Exposing the Desert

Environmental justice in California's Desert Wetland


This story is about the Salton Sea and the people who use it, live by it, are affected by it and seek to heal it.

While grounded in a place, this narrative speaks to the entire region and the wide-ranging environmental health issues found in the southwestern US and northern Mexico. Drying lakes are becoming common environmental and public health concerns in the US, and the Salton Sea is just one example of what can happen when climate change and competing water demands collide to create an environment conducive to wind-blown dust events (Johnston et al. 2019). The Salton Sea is located in southeastern California, in a geologic depression called the Salton Basin which includes the Coachella Valley, the Imperial Valley, the Mexicali Valley, and the Colorado River Delta (Wood ed. 2008). 

The Salton Sea is ecologically a part of the Colorado River watershed which comprises parts of southwestern US and northern Mexico (Vélez-Ibáñez and Heyman 2017). In an effort to colonize the southwest in the 19th century, the US Bureau of Land Reclamation and private investors sought to control the Colorado River watershed (Reisner 1986). From 1905-1907 the Salton Sea was formed when flood waters broke an irrigation canal constructed by the California Development Company. After the flood waters were controlled, the Sea was kept in order to maintain farming in the area and is officially designated as a sump, a dump for agroindustrial pollutants (De Buys 1999; Rudy 2005; Cantor and Knuth 2019). Today, the Colorado River’s waters flow through a series of dams, canals, and irrigation ditches passing through thousands of miles of farmland, crossing state and international borders, being used and reused, and collecting salts and pesticides until it reaches the deserts of the Coachella Valley and Imperial Valley (De Buys 1999; Reisner 1986). The agricultural runoff in these valleys and the Alamo and New Rivers then feed the Salton Sea (De Buys 1999; Rudy 2005).  

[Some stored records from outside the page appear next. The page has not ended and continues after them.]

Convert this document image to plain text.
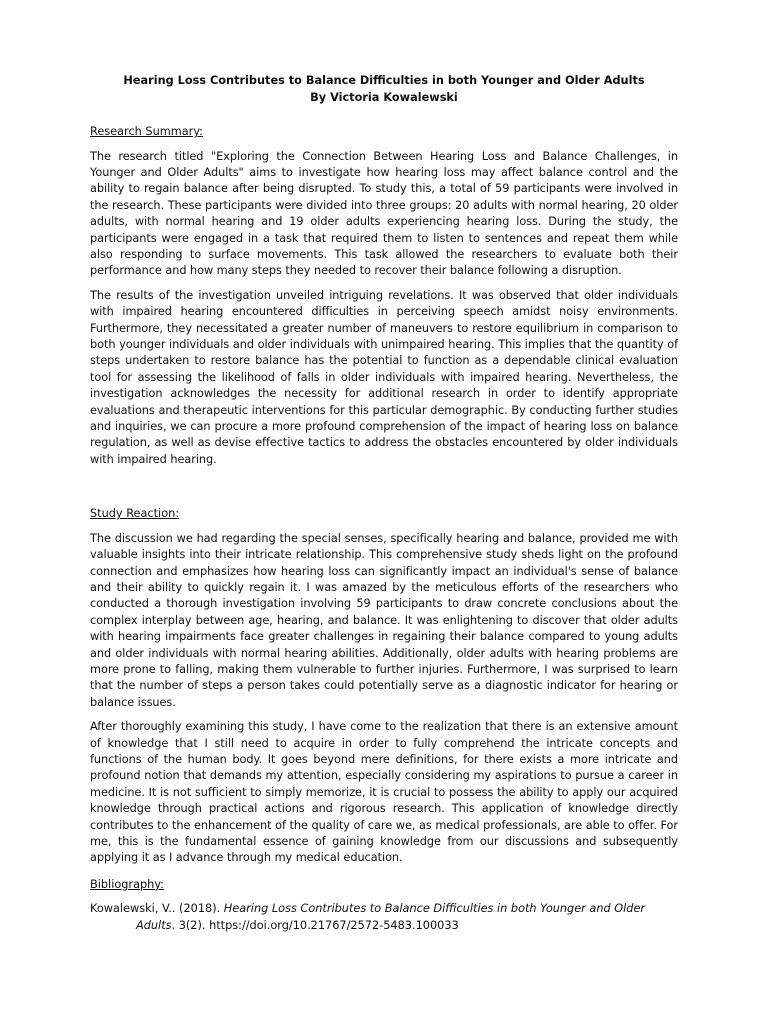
Hearing Loss Contributes to Balance Difficulties in both Younger and Older Adults
By Victoria Kowalewski
Research Summary:

The research titled "Exploring the Connection Between Hearing Loss and Balance Challenges, in Younger and Older Adults" aims to investigate how hearing loss may affect balance control and the ability to regain balance after being disrupted. To study this, a total of 59 participants were involved in the research. These participants were divided into three groups: 20 adults with normal hearing, 20 older adults, with normal hearing and 19 older adults experiencing hearing loss. During the study, the participants were engaged in a task that required them to listen to sentences and repeat them while also responding to surface movements. This task allowed the researchers to evaluate both their performance and how many steps they needed to recover their balance following a disruption.

The results of the investigation unveiled intriguing revelations. It was observed that older individuals with impaired hearing encountered difficulties in perceiving speech amidst noisy environments. Furthermore, they necessitated a greater number of maneuvers to restore equilibrium in comparison to both younger individuals and older individuals with unimpaired hearing. This implies that the quantity of steps undertaken to restore balance has the potential to function as a dependable clinical evaluation tool for assessing the likelihood of falls in older individuals with impaired hearing. Nevertheless, the investigation acknowledges the necessity for additional research in order to identify appropriate evaluations and therapeutic interventions for this particular demographic. By conducting further studies and inquiries, we can procure a more profound comprehension of the impact of hearing loss on balance regulation, as well as devise effective tactics to address the obstacles encountered by older individuals with impaired hearing.

Study Reaction:

The discussion we had regarding the special senses, specifically hearing and balance, provided me with valuable insights into their intricate relationship. This comprehensive study sheds light on the profound connection and emphasizes how hearing loss can significantly impact an individual's sense of balance and their ability to quickly regain it. I was amazed by the meticulous efforts of the researchers who conducted a thorough investigation involving 59 participants to draw concrete conclusions about the complex interplay between age, hearing, and balance. It was enlightening to discover that older adults with hearing impairments face greater challenges in regaining their balance compared to young adults and older individuals with normal hearing abilities. Additionally, older adults with hearing problems are more prone to falling, making them vulnerable to further injuries. Furthermore, I was surprised to learn that the number of steps a person takes could potentially serve as a diagnostic indicator for hearing or balance issues.

After thoroughly examining this study, I have come to the realization that there is an extensive amount of knowledge that I still need to acquire in order to fully comprehend the intricate concepts and functions of the human body. It goes beyond mere definitions, for there exists a more intricate and profound notion that demands my attention, especially considering my aspirations to pursue a career in medicine. It is not sufficient to simply memorize, it is crucial to possess the ability to apply our acquired knowledge through practical actions and rigorous research. This application of knowledge directly contributes to the enhancement of the quality of care we, as medical professionals, are able to offer. For me, this is the fundamental essence of gaining knowledge from our discussions and subsequently applying it as I advance through my medical education.

Bibliography:
Kowalewski, V.. (2018). Hearing Loss Contributes to Balance Difficulties in both Younger and Older Adults. 3(2). https://doi.org/10.21767/2572-5483.100033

For almost half a century, the ecological hazards caused by the desiccation of the Salton Sea in southwestern California have been well-documented. Beginning with problems of increasing salinity and unhealthy levels of selenium found in the 1970s and 80s, the continued ecological troubles related to this desert lake reach beyond the shores to affect the lives of the people, largely Native Americans and Latinx immigrants, living in communities located around the lake in both Imperial Valley and the Eastern Coachella Valley.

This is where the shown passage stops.